Content and Readability Analysis of ChatGPT and Gemini’s Responses to FAQs on Patellofemoral Instability
1Department of Orthopedics and Traumatology, Cine State Hospital, Aydin, Türkiye
2Department of Orthopedics and Traumatology, University of Health Sciences, Antalya Training and Research Hospital, Antalya, Türkiye
3Department of Orthopedics and Traumatology, Siverek State Hospital, Urfa, Türkiye
4Department of Orthopedics and Traumatology, Medikum Private Hospital, Antalya, Türkiye
Sports Traumatol Arthrosc - DOI: 10.14744/start.2025.96548

Abstract

Objective: This study aimed to evaluate the quality and readability of responses generated by ChatGPT and Gemini to frequently asked questions about patellofemoral instability (PFI). In the context of increasing reliance on AI chatbots for medical information, it is imperative to evaluate their accuracy, completeness, and accessibility to determine their potential role in patient education.

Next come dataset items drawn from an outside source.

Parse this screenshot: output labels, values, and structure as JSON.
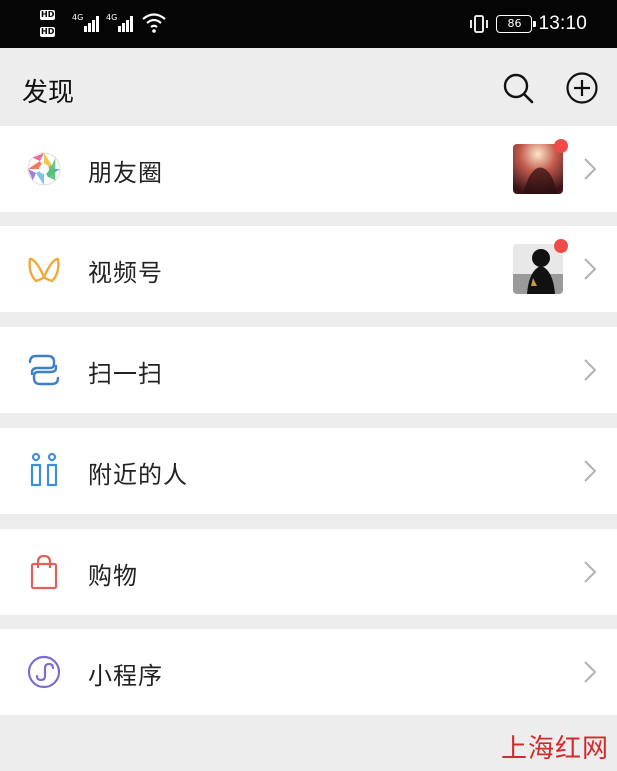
{
  "status_bar": {
    "network_badges": [
      "HD",
      "HD"
    ],
    "network_types": [
      "4G",
      "4G"
    ],
    "battery": "86",
    "time": "13:10"
  },
  "header": {
    "title": "发现",
    "search_icon": "search-icon",
    "add_icon": "plus-circle-icon"
  },
  "menu": [
    {
      "label": "朋友圈",
      "icon": "moments-aperture-icon",
      "has_thumbnail": true,
      "has_badge": true
    },
    {
      "label": "视频号",
      "icon": "channels-butterfly-icon",
      "has_thumbnail": true,
      "has_badge": true
    },
    {
      "label": "扫一扫",
      "icon": "scan-icon",
      "has_thumbnail": false,
      "has_badge": false
    },
    {
      "label": "附近的人",
      "icon": "people-nearby-icon",
      "has_thumbnail": false,
      "has_badge": false
    },
    {
      "label": "购物",
      "icon": "shopping-bag-icon",
      "has_thumbnail": false,
      "has_badge": false
    },
    {
      "label": "小程序",
      "icon": "mini-program-icon",
      "has_thumbnail": false,
      "has_badge": false
    }
  ],
  "watermark": "上海红网",
  "colors": {
    "background": "#ededed",
    "card": "#ffffff",
    "badge": "#f04a4a",
    "watermark": "#d12a2a"
  }
}
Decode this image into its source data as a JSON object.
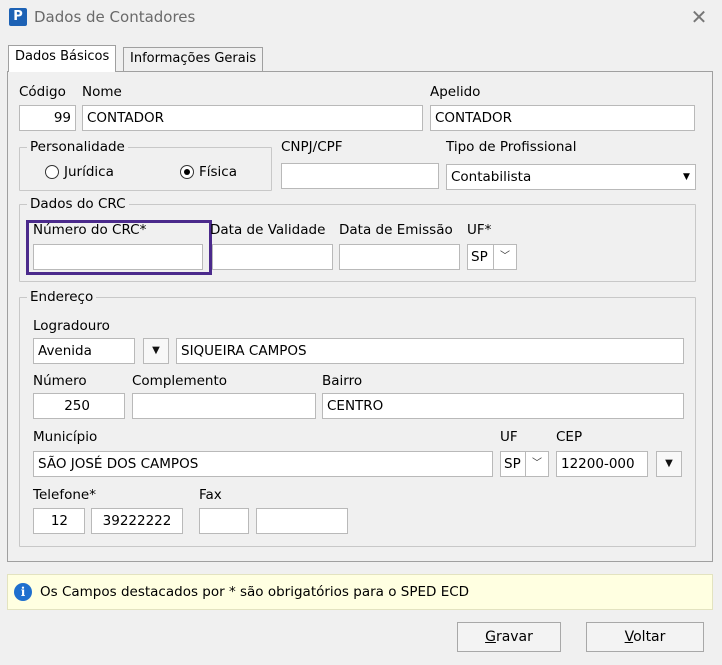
{
  "window": {
    "title": "Dados de Contadores",
    "icon_letter": "P",
    "close_glyph": "✕"
  },
  "tabs": [
    {
      "label": "Dados Básicos"
    },
    {
      "label": "Informações Gerais"
    }
  ],
  "fields": {
    "codigo": {
      "label": "Código",
      "value": "99"
    },
    "nome": {
      "label": "Nome",
      "value": "CONTADOR"
    },
    "apelido": {
      "label": "Apelido",
      "value": "CONTADOR"
    },
    "personalidade": {
      "title": "Personalidade",
      "option_juridica": "Jurídica",
      "option_fisica": "Física",
      "selected": "Física"
    },
    "cnpj": {
      "label": "CNPJ/CPF",
      "value": ""
    },
    "tipo": {
      "label": "Tipo de Profissional",
      "value": "Contabilista"
    },
    "crc": {
      "title": "Dados do CRC",
      "numero_label": "Número do CRC*",
      "validade_label": "Data de Validade",
      "emissao_label": "Data de Emissão",
      "uf_label": "UF*",
      "uf_value": "SP"
    },
    "endereco": {
      "title": "Endereço",
      "logradouro_label": "Logradouro",
      "logradouro_tipo": "Avenida",
      "logradouro_value": "SIQUEIRA CAMPOS",
      "numero_label": "Número",
      "numero_value": "250",
      "complemento_label": "Complemento",
      "complemento_value": "",
      "bairro_label": "Bairro",
      "bairro_value": "CENTRO",
      "municipio_label": "Município",
      "municipio_value": "SÃO JOSÉ DOS CAMPOS",
      "uf_label": "UF",
      "uf_value": "SP",
      "cep_label": "CEP",
      "cep_value": "12200-000",
      "telefone_label": "Telefone*",
      "telefone_ddd": "12",
      "telefone_num": "39222222",
      "fax_label": "Fax"
    }
  },
  "info": {
    "text": "Os Campos destacados por * são obrigatórios para o SPED ECD"
  },
  "buttons": {
    "gravar": {
      "hotkey": "G",
      "rest": "ravar"
    },
    "voltar": {
      "hotkey": "V",
      "rest": "oltar"
    }
  },
  "colors": {
    "highlight": "#4b2a8c",
    "info_bg": "#ffffe1",
    "app_icon": "#1d62b5"
  }
}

Materials and Methods: A cross-sectional observational study was conducted using 20 frequently asked patient questions about PFI, selected based on Google search trends and patient education resources. These questions were submitted to ChatGPT (version 4o) and Gemini (version 2.1), and the responses were analyzed for content quality and readability. Content quality was assessed by three independent orthopedic specialists using a structured scoring framework. Each response was rated on a five-point Likert scale, ranging from very poor to excellent. This framework focused on relevance, accuracy, clarity, completeness, evidence-based support, and consistency. The readability of the responses was assessed using several linguistic indices, including the Flesch-Kincaid Grade Level, the Flesch Reading Ease Score, the Gunning Fog Index, the Coleman-Liau Index, the Automated Readability Index (ARI), and the Simple Measure of Gobbledygook (SMOG) Index. Both the content and readability of the responses were compared statistically.
Results: ChatGPT had higher accuracy (4.70±0.21 vs. 4.58±0.40, p=0.071) and evidence-based support (4.51±0.45 vs. 4.35±0.67, p=0.045) scores than Gemini, although these differences were not always statistically significant. In contrast, Gemini produced significantly clearer responses (4.95±0.12 vs. 4.75±0.14, p=0.001) and had a significantly higher Flesch Reading Ease Score (30.21±9.43 vs. 19.39±10.09, p=0.001), indicating that its responses were easier to read. Both models generated text at a college reading level, suggesting limited accessibility for the general patient population.
Conclusion: ChatGPT and Gemini have provided reliable yet complex answers to patient questions about patellofemoral instability. In particular, ChatGPT has been shown to excel in accuracy and evidence-based support, while Gemini has been observed to produce more readable content. However, both models require further refinement regarding readability and transparency to improve their suitability for patient education. Future research should explore the integration of AI chatbots into clinical workflows to ensure safe and effective information dissemination for diverse patient populations.